Mas o Espírito Santo une as duas coisas numa expressão que consola sem amolecer e eleva sem esmagar: trono da graça.
A fé cristã não nos ensina a imaginar Deus como um poder impessoal, distante, indiferente à dor humana.
Ela nos ensina a contemplá-Lo como o Deus vivo que reina, e que reina como Deus de aliança; como o Senhor cuja santidade é infinita, e cuja misericórdia, em Cristo, é igualmente real.
Por isso, a oração verdadeira não é um exercício vazio, nem um hábito religioso, nem um discurso para a própria consciência.
Ela é aproximação: a alma, movida pelo Espírito Santo, encaminhando-se para Deus; desejos vivos, purificados e conduzidos; a criatura indo ao Criador, não para exibições, mas para comunhão.
E, se a oração é aproximação, ela exige um acesso.
Ninguém atravessa o véu por força de sinceridade.
Ninguém entra no palácio por mérito.
Ninguém toca o propiciatório por habilidade.
É precisamente aqui que o Evangelho brilha: o acesso existe, o caminho está aberto, o convite é legítimo — porque há um Grande Sumo Sacerdote.
A ousadia cristã não nasce de presunção, mas de sangue; não nasce de autoestima, mas de mediação; não nasce de “eu posso”, mas de “Ele abriu”.
Por isso, o trono para o qual somos chamados não é o Sinai em chamas, nem o tribunal onde a justiça pune sem remissão.
É o trono estabelecido para dispensar misericórdia aos culpados e socorro aos fracos.
É o lugar onde o Rei não estende um cetro para humilhar o suplicante, mas para recebê-lo.
É o ponto em que a santidade não é negada, porém satisfeita; e a graça não é barata, porém oferecida.
Cristo é o fundamento do convite e a segurança de quem vem.
A oração sobe porque o Mediador vive.
A confiança é possível porque a expiação foi consumada.
O pecador treme, mas não recua; o santo se prostra, mas não se esconde; a igreja suplica, e não desiste, porque sabe onde está e a quem se dirige.
E “ocasião oportuna” — quão cuidadosamente o Espírito Santo escreve.
Nem sempre o socorro vem segundo o nosso relógio, mas ele nunca falha segundo o relógio de Deus.
Existe um tempo em que a tentação parece invencível, e justamente ali a graça se mostra suficiente.
Existe um tempo em que a dor nos rouba a voz, e justamente ali a misericórdia interpreta gemidos.
Existe um tempo em que o coração parece frio, e justamente ali o trono continua sendo de graça, não de crítica severa.
Há um tempo em que o crente se sente pequeno demais para pedir, e justamente ali o texto manda: “Acheguemo-nos.”
Há um tempo em que o não convertido percebe sua miséria, e justamente ali o trono não o expulsa, mas o chama a vir, para receber misericórdia.
Este livro-sermão não pretende oferecer fórmulas para persuadir Deus, como se Deus fosse movido por técnicas; nem pretende reduzir a oração a uma disciplina mecânica.

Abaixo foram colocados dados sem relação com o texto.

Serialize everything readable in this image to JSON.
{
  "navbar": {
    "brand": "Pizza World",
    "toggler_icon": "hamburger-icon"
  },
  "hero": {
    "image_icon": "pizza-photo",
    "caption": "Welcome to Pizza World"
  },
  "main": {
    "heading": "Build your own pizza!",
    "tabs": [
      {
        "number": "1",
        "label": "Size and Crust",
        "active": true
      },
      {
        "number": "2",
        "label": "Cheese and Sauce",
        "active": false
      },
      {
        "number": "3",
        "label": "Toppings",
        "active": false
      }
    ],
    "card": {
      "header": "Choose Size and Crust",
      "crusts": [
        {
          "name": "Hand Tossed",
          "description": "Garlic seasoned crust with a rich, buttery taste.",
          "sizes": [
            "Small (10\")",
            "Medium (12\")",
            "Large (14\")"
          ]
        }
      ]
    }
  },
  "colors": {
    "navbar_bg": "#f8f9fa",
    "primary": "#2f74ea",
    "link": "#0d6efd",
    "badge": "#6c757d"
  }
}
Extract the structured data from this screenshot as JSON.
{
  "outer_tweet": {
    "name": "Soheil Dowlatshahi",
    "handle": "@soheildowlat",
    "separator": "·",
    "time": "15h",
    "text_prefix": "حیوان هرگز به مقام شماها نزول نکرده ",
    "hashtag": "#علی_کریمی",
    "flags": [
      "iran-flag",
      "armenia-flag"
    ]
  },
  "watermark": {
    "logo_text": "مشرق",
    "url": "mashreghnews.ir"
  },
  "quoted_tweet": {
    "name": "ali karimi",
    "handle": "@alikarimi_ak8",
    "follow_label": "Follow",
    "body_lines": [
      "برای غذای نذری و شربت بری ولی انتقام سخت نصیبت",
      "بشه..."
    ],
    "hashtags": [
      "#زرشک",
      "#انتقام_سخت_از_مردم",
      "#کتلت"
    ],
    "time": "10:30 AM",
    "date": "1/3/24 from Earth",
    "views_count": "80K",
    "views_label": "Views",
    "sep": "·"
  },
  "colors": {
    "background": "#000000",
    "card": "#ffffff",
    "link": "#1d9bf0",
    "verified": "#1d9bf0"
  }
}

Ele deseja conduzir o leitor à realidade viva do texto: o privilégio incompreensível de entrar, através de Cristo, na sala de audiência do Grande Rei; a reverência necessária diante do trono; a confiança possível diante da graça; a expectativa ampla de quem sabe que pede a um Deus grande, verdadeiro e real; e a fé firme de quem se recusa a insultar o caráter majestoso com suspeitas e dúvidas, justamente quando está diante dele.
Aqui, então, está o coração desta obra: chamar você para mais perto.
Mais perto do que a culpa permite, mais perto do que o medo ousa, mais perto do que a fraqueza imagina.
Não porque você seja digno, mas porque o trono é de graça.
Não para discutir com Deus, mas para render-se a Ele.
Não para brincar de devoção, mas para tratar com o Senhor da vida.
Não para trazer moedas miúdas, mas para trazer grandes petições, porque é um Rei quem ouve.
E não para sair de mãos vazias, porque o próprio versículo define o propósito da aproximação: receber misericórdia e achar graça.
Que, ao abrir estas páginas, você seja lembrado do que o Evangelho anuncia com santa ousadia: há um trono.
E esse trono, por causa de Jesus, é o trono da graça.
Aproximemo-nos, portanto, confiadamente.